Beppe Severgnini, Corriere della Sera 04/04/2013, 4 aprile 2013
LIBRAI INDIPENDENTI. REINVENTARE IL MESTIERE
Aprire un ristorante e gestire una libreria sono tentazioni dell’animo umano. Entrambe insidiose e affascinanti, ovviamente diverse. I libri non si mangiano, le pietanze non si conservano; e l’alimentazione digitale non è stata ancora inventata. Dietro le due attività c’è tuttavia una complessità spesso ignorata: approvvigionamenti, servizio, personale, ambiente, aggiornamento, capacità di intuire il gusto. La buona volontà non basta.

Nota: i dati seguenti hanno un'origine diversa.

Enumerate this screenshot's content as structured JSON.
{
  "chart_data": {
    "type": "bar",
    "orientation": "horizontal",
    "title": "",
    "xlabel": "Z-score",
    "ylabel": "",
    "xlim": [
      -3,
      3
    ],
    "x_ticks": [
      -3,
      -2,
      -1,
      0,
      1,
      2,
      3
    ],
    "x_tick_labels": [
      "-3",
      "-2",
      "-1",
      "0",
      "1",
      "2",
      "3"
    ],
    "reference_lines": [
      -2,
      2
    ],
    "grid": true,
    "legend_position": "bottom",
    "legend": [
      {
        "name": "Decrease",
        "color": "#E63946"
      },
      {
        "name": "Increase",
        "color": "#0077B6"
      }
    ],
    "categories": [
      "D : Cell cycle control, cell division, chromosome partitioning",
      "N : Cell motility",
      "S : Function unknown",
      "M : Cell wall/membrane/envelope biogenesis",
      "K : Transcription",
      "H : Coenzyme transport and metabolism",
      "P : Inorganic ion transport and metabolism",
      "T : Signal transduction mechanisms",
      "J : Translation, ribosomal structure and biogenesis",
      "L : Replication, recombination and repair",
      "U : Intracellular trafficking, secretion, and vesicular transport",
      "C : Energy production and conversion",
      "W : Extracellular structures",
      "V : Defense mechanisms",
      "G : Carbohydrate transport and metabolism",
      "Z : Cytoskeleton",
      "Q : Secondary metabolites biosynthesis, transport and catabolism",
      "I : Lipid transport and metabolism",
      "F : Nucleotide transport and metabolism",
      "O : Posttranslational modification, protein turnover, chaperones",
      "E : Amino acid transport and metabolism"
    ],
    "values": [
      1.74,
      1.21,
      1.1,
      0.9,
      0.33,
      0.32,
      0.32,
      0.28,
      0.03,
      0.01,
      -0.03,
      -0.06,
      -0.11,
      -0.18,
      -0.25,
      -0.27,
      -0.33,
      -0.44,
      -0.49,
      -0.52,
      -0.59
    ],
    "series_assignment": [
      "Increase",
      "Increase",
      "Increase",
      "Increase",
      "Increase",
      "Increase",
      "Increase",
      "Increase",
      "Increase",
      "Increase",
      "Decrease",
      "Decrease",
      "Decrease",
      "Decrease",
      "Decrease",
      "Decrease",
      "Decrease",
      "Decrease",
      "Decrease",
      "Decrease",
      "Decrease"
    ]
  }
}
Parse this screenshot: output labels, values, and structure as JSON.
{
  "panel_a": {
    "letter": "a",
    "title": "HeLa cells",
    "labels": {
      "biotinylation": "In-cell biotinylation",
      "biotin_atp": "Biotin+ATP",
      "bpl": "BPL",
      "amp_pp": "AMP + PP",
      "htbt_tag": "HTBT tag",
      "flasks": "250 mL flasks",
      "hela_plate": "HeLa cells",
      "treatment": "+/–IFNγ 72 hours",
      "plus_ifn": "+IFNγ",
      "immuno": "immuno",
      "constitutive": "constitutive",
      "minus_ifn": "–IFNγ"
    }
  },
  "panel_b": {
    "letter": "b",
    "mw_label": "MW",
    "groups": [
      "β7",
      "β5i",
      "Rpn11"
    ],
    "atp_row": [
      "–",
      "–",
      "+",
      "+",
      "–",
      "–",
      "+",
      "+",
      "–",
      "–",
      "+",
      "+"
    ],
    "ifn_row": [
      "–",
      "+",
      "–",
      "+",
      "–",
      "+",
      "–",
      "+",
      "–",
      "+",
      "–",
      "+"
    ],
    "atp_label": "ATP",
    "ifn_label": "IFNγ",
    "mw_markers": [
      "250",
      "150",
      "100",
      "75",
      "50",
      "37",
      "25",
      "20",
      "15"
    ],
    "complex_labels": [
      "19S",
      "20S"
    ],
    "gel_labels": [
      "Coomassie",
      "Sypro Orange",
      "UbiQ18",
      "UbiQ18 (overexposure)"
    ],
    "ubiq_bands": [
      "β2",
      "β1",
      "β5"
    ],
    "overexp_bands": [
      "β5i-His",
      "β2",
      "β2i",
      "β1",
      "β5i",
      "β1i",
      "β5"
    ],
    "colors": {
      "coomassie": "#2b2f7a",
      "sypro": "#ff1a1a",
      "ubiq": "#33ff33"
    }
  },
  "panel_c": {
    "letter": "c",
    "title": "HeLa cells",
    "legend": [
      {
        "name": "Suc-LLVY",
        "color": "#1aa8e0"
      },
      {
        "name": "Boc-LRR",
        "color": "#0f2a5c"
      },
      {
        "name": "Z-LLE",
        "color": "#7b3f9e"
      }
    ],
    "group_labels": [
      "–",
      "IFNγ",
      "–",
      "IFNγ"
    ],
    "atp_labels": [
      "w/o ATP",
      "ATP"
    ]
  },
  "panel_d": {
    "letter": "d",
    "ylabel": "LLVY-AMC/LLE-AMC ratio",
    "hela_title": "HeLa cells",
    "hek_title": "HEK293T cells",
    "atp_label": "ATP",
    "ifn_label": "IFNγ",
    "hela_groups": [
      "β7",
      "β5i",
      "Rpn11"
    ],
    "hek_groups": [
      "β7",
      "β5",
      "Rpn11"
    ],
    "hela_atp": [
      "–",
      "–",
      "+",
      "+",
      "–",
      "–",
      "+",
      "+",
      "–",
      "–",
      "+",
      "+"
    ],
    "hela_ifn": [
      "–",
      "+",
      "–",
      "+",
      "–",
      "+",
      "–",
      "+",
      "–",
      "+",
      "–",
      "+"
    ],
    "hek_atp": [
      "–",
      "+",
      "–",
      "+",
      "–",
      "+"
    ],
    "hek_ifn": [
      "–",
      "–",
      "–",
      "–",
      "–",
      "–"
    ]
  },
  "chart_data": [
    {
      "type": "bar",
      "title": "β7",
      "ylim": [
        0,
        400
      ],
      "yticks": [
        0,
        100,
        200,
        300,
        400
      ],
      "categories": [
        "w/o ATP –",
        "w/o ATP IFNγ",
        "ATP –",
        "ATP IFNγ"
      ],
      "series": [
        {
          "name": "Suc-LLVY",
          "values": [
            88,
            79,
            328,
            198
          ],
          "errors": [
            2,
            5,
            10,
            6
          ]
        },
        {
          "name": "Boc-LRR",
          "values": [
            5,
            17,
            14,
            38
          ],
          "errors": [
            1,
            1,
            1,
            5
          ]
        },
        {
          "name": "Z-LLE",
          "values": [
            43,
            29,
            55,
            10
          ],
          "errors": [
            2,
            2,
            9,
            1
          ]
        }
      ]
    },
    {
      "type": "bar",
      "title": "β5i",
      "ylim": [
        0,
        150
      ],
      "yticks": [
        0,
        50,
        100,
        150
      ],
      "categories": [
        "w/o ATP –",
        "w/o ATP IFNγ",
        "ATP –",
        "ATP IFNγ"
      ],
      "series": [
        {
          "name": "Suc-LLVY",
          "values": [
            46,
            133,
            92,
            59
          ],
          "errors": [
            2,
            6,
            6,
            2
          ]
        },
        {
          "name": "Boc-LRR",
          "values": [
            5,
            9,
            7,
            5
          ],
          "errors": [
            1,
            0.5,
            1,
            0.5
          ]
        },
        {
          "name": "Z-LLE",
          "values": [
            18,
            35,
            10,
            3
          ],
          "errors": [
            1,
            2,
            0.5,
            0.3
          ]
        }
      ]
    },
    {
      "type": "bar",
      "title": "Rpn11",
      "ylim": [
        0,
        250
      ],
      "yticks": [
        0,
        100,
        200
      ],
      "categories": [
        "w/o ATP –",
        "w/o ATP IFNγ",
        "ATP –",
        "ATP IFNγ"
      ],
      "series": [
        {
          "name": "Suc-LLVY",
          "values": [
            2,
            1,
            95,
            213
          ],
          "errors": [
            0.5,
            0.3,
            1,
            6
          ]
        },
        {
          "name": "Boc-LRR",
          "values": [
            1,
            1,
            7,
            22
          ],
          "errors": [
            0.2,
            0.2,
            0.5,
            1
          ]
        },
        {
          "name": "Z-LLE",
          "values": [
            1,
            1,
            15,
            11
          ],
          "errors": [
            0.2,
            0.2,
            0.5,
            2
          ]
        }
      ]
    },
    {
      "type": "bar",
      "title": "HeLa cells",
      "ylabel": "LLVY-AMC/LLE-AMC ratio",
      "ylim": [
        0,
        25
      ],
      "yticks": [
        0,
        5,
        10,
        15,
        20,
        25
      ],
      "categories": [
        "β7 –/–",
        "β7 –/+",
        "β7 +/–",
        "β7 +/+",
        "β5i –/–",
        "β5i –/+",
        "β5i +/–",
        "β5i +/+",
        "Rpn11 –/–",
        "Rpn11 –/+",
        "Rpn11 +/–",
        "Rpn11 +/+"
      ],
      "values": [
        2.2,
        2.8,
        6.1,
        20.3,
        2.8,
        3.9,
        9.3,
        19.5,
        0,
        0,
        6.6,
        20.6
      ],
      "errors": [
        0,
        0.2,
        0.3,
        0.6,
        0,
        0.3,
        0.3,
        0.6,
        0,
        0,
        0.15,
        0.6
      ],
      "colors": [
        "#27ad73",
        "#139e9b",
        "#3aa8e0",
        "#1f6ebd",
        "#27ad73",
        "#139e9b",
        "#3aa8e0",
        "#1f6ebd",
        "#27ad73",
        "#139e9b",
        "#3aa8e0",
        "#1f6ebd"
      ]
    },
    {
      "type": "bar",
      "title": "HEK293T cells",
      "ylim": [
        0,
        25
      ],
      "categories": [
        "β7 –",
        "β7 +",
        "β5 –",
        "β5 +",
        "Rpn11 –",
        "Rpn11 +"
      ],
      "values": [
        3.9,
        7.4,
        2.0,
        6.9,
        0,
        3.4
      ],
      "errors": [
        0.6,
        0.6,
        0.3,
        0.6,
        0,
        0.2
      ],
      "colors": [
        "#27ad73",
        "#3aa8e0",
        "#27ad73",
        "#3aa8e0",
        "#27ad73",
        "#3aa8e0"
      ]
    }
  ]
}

Un libraio non può non essere un lettore; un ristoratore deve saper mangiare (altrimenti non potrà apprezzare e aiutare lo chef). Ma bisogna imparare molte altre cose. Per questo esistono corsi di gestione del ristorante; e scuole per librai. I primi, diciamolo, vanno meglio.
Stanno per chiudersi (8 aprile) le iscrizioni al Corso di Alta Formazione in Gestione della Libreria della Scuola Librai Italiani: la settima edizione partirà il 6 maggio presso il Teatro dei Dioscuri di Roma. Le domande sono metà dell’anno scorso. È un delicato segnale d’incoscienza, non la prova di una crisi irreversibile della professione. Certo, le 2.500 librerie indipendenti affrontano concorrenti possenti: grandi catene, grande distribuzione, vendite online. Ma sono convinte di farcela, e hanno ragione. A una condizione.
Le librerie di domani non possono vendere solo libri ma, come spiega il vicentino Alberto Galla, presidente dell’Associazione Librai Italiani (Ali), «devono diventare luoghi dove si creano e si distribuiscono servizi immateriali in grado di migliorare la qualità della vita delle persone». Traduzione: luoghi dove la scuola, le imprese e le professioni incrociano le opere e gli autori, i lettori trovano scrittori e altri lettori, i bambini scovano libri interessanti (e un tappeto per sfogliarli in santa pace). Non è un’idea ingenua del futuro. È una strategia di sopravvivenza. L’alternativa è scomparire. Sta accadendo in America, che in queste faccende ci precede sempre. Nella parte centrale di Manhattan è rimasta solo la libreria Rizzoli. Il dio delle parole la conservi, ma non basta.
I librai italiani sanno i pericoli che corrono; ma non tutti, forse, hanno capito quant’è urgente reinventarsi il mestiere. Non c’è più margine di errore. Occorrono nuove tecniche commerciali e nuovi strumenti (quanti usano facebook e twitter per quanto valgono?). Occorre collaborazione tra librerie: il tempo dei solisti è finito. In Sardegna lo stanno facendo (bravi Aldo Addis & C!); ma non accade dovunque. Col nuovo libro ho girato quattordici regioni in sei mesi: lo so.
Editori e autori devono aiutare. L’editoria ricordi quanto è successo alla musica e alla cucina: la gente vuole conoscere/ascoltare musicisti e chef, in cambio offre attenzione e acquisti. Non dobbiamo vergognarci di offrirci ai lettori: sono i nostri padroni. Dobbiamo farlo con buonumore, buona organizzazione e buon senso. Incontri e presentazioni costano tempo e denaro. Non servono al nostro ego e al nostro rendiconto, ma a far girare pagine e parole.